A few hours back, I received a call from a relative of mine, whose son studies in a top-school, here in Chennai. She said, her son had got injured in what she described as ‘color clashes`.

She didn`t have the time to explain ‘color clashes` on phone. And anyways, I had to visit her son at the hospital so I let it go. In the hospital, I saw this boy of 10 years bandaged from head to toe. There were other children also in the room – boys and girls – all grievously injured.

Here is the story I squeezed out of the bandaged boy using my journalistic skills. I have tried to use the boy`s words as much as possible.

* * * * * * * * *

To bring a healthy competition among the students of the school, a few years back our Principal had divided the school into four houses – Red, Green, Yellow and Blue. Everything went on well. For years we fought our battles in the playgrounds or the auditorium.

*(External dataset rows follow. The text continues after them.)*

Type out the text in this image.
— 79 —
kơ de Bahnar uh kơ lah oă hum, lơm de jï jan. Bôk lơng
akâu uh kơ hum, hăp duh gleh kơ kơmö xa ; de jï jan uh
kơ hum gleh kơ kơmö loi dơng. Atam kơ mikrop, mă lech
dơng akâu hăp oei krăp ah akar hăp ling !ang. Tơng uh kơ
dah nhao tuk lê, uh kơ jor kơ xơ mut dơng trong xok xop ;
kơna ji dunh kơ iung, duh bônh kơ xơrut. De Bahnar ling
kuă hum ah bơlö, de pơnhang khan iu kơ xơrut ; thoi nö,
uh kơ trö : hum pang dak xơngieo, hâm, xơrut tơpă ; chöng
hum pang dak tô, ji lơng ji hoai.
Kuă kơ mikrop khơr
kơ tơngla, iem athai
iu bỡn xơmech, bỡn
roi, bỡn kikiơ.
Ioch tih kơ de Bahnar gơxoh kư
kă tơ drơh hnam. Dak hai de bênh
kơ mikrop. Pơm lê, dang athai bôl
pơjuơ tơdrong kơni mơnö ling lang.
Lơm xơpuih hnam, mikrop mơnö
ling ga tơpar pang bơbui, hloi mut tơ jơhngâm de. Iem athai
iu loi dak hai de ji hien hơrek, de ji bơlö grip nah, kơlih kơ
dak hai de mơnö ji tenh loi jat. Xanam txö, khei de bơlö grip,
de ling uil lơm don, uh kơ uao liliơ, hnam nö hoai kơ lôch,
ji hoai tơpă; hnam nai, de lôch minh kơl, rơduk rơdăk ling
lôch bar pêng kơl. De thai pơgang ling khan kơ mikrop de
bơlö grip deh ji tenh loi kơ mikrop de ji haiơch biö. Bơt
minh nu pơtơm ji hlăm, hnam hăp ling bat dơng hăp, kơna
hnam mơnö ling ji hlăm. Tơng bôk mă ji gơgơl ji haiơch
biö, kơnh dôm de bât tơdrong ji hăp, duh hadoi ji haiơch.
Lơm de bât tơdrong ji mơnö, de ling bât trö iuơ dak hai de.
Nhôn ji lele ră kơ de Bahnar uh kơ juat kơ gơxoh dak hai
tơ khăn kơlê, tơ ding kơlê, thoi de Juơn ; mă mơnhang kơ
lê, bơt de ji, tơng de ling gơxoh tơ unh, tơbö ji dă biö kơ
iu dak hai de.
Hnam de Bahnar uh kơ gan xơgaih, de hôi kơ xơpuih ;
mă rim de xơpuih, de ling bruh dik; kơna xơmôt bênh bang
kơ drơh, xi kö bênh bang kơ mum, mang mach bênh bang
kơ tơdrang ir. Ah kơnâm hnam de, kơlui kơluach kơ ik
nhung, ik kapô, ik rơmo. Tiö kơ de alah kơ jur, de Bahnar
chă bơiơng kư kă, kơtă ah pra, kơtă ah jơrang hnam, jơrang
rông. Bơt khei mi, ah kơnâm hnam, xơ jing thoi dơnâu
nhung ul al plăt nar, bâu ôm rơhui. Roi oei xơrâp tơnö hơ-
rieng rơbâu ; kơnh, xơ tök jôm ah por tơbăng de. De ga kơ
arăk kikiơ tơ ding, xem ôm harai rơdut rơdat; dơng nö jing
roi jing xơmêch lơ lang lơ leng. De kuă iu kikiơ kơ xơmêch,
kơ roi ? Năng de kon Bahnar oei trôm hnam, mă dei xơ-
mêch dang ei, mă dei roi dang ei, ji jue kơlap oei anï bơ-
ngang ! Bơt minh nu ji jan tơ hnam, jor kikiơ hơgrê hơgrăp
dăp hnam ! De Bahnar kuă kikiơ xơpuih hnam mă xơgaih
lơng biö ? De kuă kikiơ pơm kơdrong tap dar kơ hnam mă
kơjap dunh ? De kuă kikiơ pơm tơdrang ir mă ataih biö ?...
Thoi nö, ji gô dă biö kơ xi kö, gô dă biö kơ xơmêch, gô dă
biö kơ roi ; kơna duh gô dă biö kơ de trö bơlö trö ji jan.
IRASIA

Everything was fair and square until we were exposed to all these communal clashes. Somebody said Mohammed`s cartoons were in bad taste, somebody said Durga shouldn`t have been depicted on liquor bottles. Somebody was offering a bounty on the Danish Cartoonist`s head while somebody lynching men transporting cows. We kids found your mature games interesting and decided to have our own version of the game.

Thus, the school pupil leader called a meeting of all class representatives and announced the plan. None of the four house members were to respect the others. Whenever you saw somebody belonging to the other house, you had to call names and tease till he/she cried and ran away.

Overtime, students came up with insulting phrases for each house. Reds were insulted when somebody walked up to them and said: “Red, Red…susu in the bed.” The Green house members hated it when the others walked up to them and said: “Green Green, marry the Queen.” The Yellow house members didn`t like being addressed as: “Yellow, yellow, dirty fellow.” The Blue house in turn had extreme disdain for those who teased them with this one liner: “Blue Blue, you have no clue.”

Many a times, there were voices from within the fighting houses to bring an end to all these clashes but nobody heeded. We kept on fighting till we stopped studying and attended school only to clash with those who didn`t belong to our group.

* * * * * * * * *
The boy had finished his narrative. Now he was looking at the ceiling. I broke the monotony: “So, when is all this going to stop?”

“The day the other houses don`t call us names or tease us” he replied.

“But somebody has to take the first step? No?” I snapped.

The boy thought for a while and said, “I agree. But we don`t want to be the first. It won’t look good on our group.”

“What do you mean?” I prodded him because I didn’t understand what he was saying.

“If we are the first to give up, everybody will think we got scared,” the boy smiled as he said. His jaw must have hurt because he grimaced in pain even as his lips parted to show his teeth.

I got up from his hospital bed, on which I was sitting and asked him: “Why do you get into all these color clashes?”

“The same reason the elders get into communal clashes,” he replied. So saying, he turned his head away from me and closed his eyes. I didn`t have the heart to probe him further.